Posted on March 1, 2011, Tuesday

KUCHING: Hock Seng Lee Bhd (HSL) released its 2010 annual financial results yesterday, which saw new highs in earnings and revenue figures.

The HSL group posted RM488.26 million in revenue for its financial year ended Dec 31, 2010, up 30 per cent from the RM375.02 million recorded for the preceding financial year.

For that matter, net annual profit before tax for HSL also surpassed the record high of the previous year to reach RM98.42 million. Comparatively, the relevant figures for 2009 and 2008 were RM75.57 million and RM56.46 million respectively.

“We have achieved outstanding financial results for 2010 and surpassed the consensus estimates of financial analysts,” said HSL group chairman Datuk Idris Buang.

Idris also announced that the board of HSL had recommended a final ordinary dividend of six per cent and a special dividend of three per cent, pending shareholder approval at the upcoming annual general meeting (AGM).

With regards to other financial indicators, HSL’s return on equity for 2010 was at 23 per cent, up two percent from 2009, while earnings per share grew from 10.25 sen in 2009 to 13.40 sen for 2010.

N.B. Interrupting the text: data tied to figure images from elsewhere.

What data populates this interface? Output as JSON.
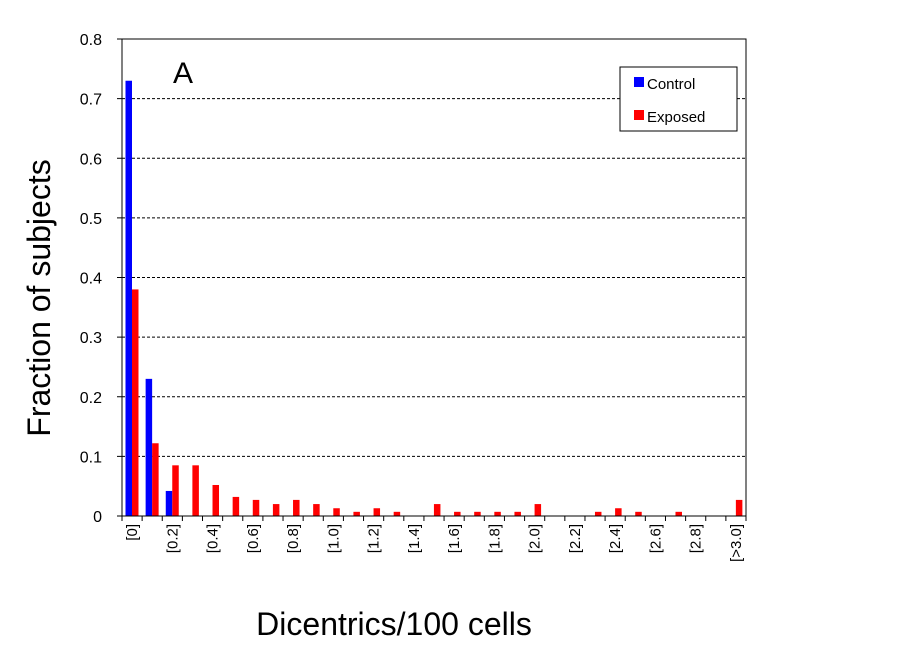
{
  "chart_data": {
    "type": "bar",
    "panel_label": "A",
    "xlabel": "Dicentrics/100 cells",
    "ylabel": "Fraction of subjects",
    "ylim": [
      0,
      0.8
    ],
    "yticks": [
      "0",
      "0.1",
      "0.2",
      "0.3",
      "0.4",
      "0.5",
      "0.6",
      "0.7",
      "0.8"
    ],
    "grid": "horizontal dashed",
    "legend_position": "top-right",
    "categories": [
      "[0]",
      "",
      "[0.2]",
      "",
      "[0.4]",
      "",
      "[0.6]",
      "",
      "[0.8]",
      "",
      "[1.0]",
      "",
      "[1.2]",
      "",
      "[1.4]",
      "",
      "[1.6]",
      "",
      "[1.8]",
      "",
      "[2.0]",
      "",
      "[2.2]",
      "",
      "[2.4]",
      "",
      "[2.6]",
      "",
      "[2.8]",
      "",
      "[>3.0]"
    ],
    "series": [
      {
        "name": "Control",
        "color": "#0000ff",
        "values": [
          0.73,
          0.23,
          0.042,
          0,
          0,
          0,
          0,
          0,
          0,
          0,
          0,
          0,
          0,
          0,
          0,
          0,
          0,
          0,
          0,
          0,
          0,
          0,
          0,
          0,
          0,
          0,
          0,
          0,
          0,
          0,
          0
        ]
      },
      {
        "name": "Exposed",
        "color": "#ff0000",
        "values": [
          0.38,
          0.122,
          0.085,
          0.085,
          0.052,
          0.032,
          0.027,
          0.02,
          0.027,
          0.02,
          0.013,
          0.007,
          0.013,
          0.007,
          0,
          0.02,
          0.007,
          0.007,
          0.007,
          0.007,
          0.02,
          0,
          0,
          0.007,
          0.013,
          0.007,
          0,
          0.007,
          0,
          0,
          0.027
        ]
      }
    ]
  }
}
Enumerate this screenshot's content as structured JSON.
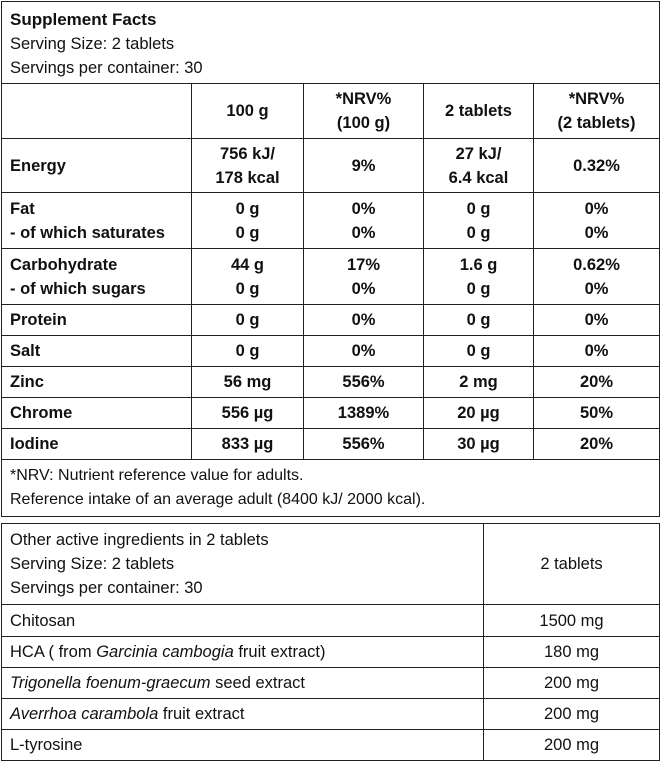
{
  "facts": {
    "title": "Supplement Facts",
    "serving_size": "Serving Size: 2 tablets",
    "servings": "Servings per container: 30",
    "columns": [
      "100 g",
      "*NRV%",
      "(100 g)",
      "2 tablets",
      "*NRV%",
      "(2 tablets)"
    ],
    "rows": [
      {
        "label": "Energy",
        "c1a": "756 kJ/",
        "c1b": "178 kcal",
        "c2": "9%",
        "c3a": "27 kJ/",
        "c3b": "6.4 kcal",
        "c4": "0.32%"
      },
      {
        "label": "Fat",
        "sublabel": "- of which saturates",
        "c1": "0 g",
        "c1s": "0 g",
        "c2": "0%",
        "c2s": "0%",
        "c3": "0 g",
        "c3s": "0 g",
        "c4": "0%",
        "c4s": "0%"
      },
      {
        "label": "Carbohydrate",
        "sublabel": "- of which sugars",
        "c1": "44 g",
        "c1s": "0 g",
        "c2": "17%",
        "c2s": "0%",
        "c3": "1.6 g",
        "c3s": "0 g",
        "c4": "0.62%",
        "c4s": "0%"
      },
      {
        "label": "Protein",
        "c1": "0 g",
        "c2": "0%",
        "c3": "0 g",
        "c4": "0%"
      },
      {
        "label": "Salt",
        "c1": "0 g",
        "c2": "0%",
        "c3": "0 g",
        "c4": "0%"
      },
      {
        "label": "Zinc",
        "c1": "56 mg",
        "c2": "556%",
        "c3": "2 mg",
        "c4": "20%"
      },
      {
        "label": "Chrome",
        "c1": "556 µg",
        "c2": "1389%",
        "c3": "20 µg",
        "c4": "50%"
      },
      {
        "label": "Iodine",
        "c1": "833 µg",
        "c2": "556%",
        "c3": "30 µg",
        "c4": "20%"
      }
    ],
    "footnote1": "*NRV: Nutrient reference value for adults.",
    "footnote2": "Reference intake of an average adult (8400 kJ/ 2000 kcal)."
  },
  "other": {
    "heading1": "Other active ingredients in 2 tablets",
    "heading2": "Serving Size: 2 tablets",
    "heading3": "Servings per container: 30",
    "column": "2 tablets",
    "rows": [
      {
        "pre": "Chitosan",
        "italic": "",
        "post": "",
        "value": "1500 mg"
      },
      {
        "pre": "HCA ( from ",
        "italic": "Garcinia cambogia",
        "post": " fruit extract)",
        "value": "180 mg"
      },
      {
        "pre": "",
        "italic": "Trigonella foenum-graecum",
        "post": " seed extract",
        "value": "200 mg"
      },
      {
        "pre": "",
        "italic": "Averrhoa carambola",
        "post": " fruit extract",
        "value": "200 mg"
      },
      {
        "pre": "L-tyrosine",
        "italic": "",
        "post": "",
        "value": "200 mg"
      }
    ]
  }
}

For 2010, HSL procured RM532 million worth of new contracts. During the same period, the group completed eleven projects worth RM318 million, an increase of RM118 million from the 2009 figures.

Some of the completed works included the construction of educational institutions, road works at Panchor, Tanjung Manis and Samariang, earthworks at Muara Tebas, dredging and flood mitigation works in Sibu as well as property development projects; Samariang Aman Phase 4 in Kuching and Vista Parade in Sibu.

The group had 28 projects in hand valued at RM1.95 billion with RM1.20 billion outstanding as at Dec 31, 2010.

“There is a concerted effort by our leadership to hasten the industrialisation process in Sarawak and we are honoured to have the opportunity to participate in this exciting period of growth for our state,” said Idris.

Meanwhile, projects within the Sarawak Corridor of Renewable Energy (SCORE) were expected to intensify during 2011 with the commencement of several major road and bridge construction contracts to the proposed hydroelectric dams and to a coal mine in Kapit.

Aside from these projects, HSL would pursue further packages of the Kuching Centralised Wastewater Management System project, flood mitigation projects in Sibu and Kuching and additional reclamation and infrastructure works, particularly in the booming Tanjung Manis – Mukah area.

The latter zone in central Sarawak was earmarked as one of the main growth nodes of SCORE with the halal food hub, seafood processing, ports, ship building, palm oil refining and an airport extension all fuelling upcoming new contracts.

HSL was familiar with the logistics of the area and with applying its reclamation and geotechnical capabilities to overcome the predominantly swampy conditions there.

“Therefore, we feel well-qualified for the big ticket projects expected there.

“In 2011, we will bid for projects throughout the state, not just in the central SCORE region, but also along our populated coastline where urbanization was creating pressure on infrastructure,” said Idris.